Fluffy Soft Brioche Rolls (Print Version)

# Ingredients:

→ Dough

01 - 1/2 cup unsalted butter, softened
02 - 4 cups all-purpose flour, spooned and leveled
03 - 1 teaspoon salt
04 - 3/4 cup warm milk (105°F)
05 - 1/4 cup plus 1 tablespoon granulated sugar
06 - 1 1/2 teaspoons active dry yeast
07 - 3 large eggs

→ Egg Wash

08 - 1 large egg
09 - 1 teaspoon water

# Instructions:

01 - Mix together the warm milk (105°F), yeast, and 1 tablespoon sugar in a large measuring cup. Stir gently, then leave it alone for 10 minutes to get foamy.
02 - Using a stand mixer with the hook attachment, combine the all-purpose flour, eggs, salt, the frothy yeast mixture, and the remaining sugar. Start at low speed until the ingredients start blending, then switch to high speed. Keep it going for 4-5 minutes until it forms a dough.
03 - Toss in the softened butter a bit at a time. Keep mixing on high speed for 5-10 minutes until the dough becomes stretchy and smooth, and stops clinging to the sides of the bowl.
04 - Grease a bowl lightly and put your dough in it. Cover it with either a towel or plastic wrap.

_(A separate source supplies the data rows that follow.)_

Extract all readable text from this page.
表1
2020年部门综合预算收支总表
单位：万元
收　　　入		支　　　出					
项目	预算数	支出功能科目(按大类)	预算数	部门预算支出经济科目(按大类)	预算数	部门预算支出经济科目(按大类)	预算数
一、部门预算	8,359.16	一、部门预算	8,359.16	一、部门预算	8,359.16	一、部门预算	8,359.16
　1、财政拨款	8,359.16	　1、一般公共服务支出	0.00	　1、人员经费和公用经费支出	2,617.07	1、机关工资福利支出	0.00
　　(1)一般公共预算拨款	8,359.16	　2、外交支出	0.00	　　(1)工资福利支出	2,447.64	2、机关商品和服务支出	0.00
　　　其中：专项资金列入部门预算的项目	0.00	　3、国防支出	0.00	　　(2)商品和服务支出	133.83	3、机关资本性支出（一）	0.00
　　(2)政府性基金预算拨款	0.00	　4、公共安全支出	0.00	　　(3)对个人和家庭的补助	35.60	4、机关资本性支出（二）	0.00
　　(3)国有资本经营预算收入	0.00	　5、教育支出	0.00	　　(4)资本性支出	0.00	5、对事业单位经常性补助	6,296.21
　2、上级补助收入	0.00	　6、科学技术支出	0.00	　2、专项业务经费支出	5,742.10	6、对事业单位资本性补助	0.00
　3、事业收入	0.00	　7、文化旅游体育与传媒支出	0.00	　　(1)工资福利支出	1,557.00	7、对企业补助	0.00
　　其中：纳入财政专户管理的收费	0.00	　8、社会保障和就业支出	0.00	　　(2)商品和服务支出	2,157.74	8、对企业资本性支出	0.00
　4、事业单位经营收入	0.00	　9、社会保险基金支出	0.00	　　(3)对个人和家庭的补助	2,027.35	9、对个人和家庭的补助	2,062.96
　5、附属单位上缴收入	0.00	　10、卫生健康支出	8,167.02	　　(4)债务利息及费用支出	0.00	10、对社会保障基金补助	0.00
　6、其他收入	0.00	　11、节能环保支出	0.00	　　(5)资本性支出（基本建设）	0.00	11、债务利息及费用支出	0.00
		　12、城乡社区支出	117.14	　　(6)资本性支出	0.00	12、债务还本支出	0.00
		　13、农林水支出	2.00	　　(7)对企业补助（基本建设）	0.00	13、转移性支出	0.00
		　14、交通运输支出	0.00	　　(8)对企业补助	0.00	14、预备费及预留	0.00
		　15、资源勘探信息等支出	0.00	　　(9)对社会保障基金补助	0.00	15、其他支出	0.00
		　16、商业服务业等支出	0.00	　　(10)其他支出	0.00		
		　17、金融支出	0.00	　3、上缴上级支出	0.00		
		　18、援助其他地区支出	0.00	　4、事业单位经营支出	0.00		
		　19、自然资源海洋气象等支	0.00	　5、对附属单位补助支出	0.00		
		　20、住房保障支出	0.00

Let it rest for an hour or until it doubles in size. If you’re short on time, use your oven's proof function.
05 - Press the dough down and divide it into 12 pieces of roughly the same size. Roll them into little balls and place them evenly in a 9x13 inch deep baking dish.
06 - Cover the rolls and let them rise again for about an hour while they puff up.
07 - Brush the rolls with the egg wash (a mix of the egg and water). Bake them in the oven at 350°F for about 25 minutes, until the tops turn golden and beautiful.

# Notes:

01 - Need to plan ahead? Shape the dough into rolls, cover them, and pop them in the fridge overnight. Bring them to room temperature for 20 minutes before baking.
02 - Store these in a sealed container at room temperature for up to 2 days. Or, freeze them to keep for as long as 2 months.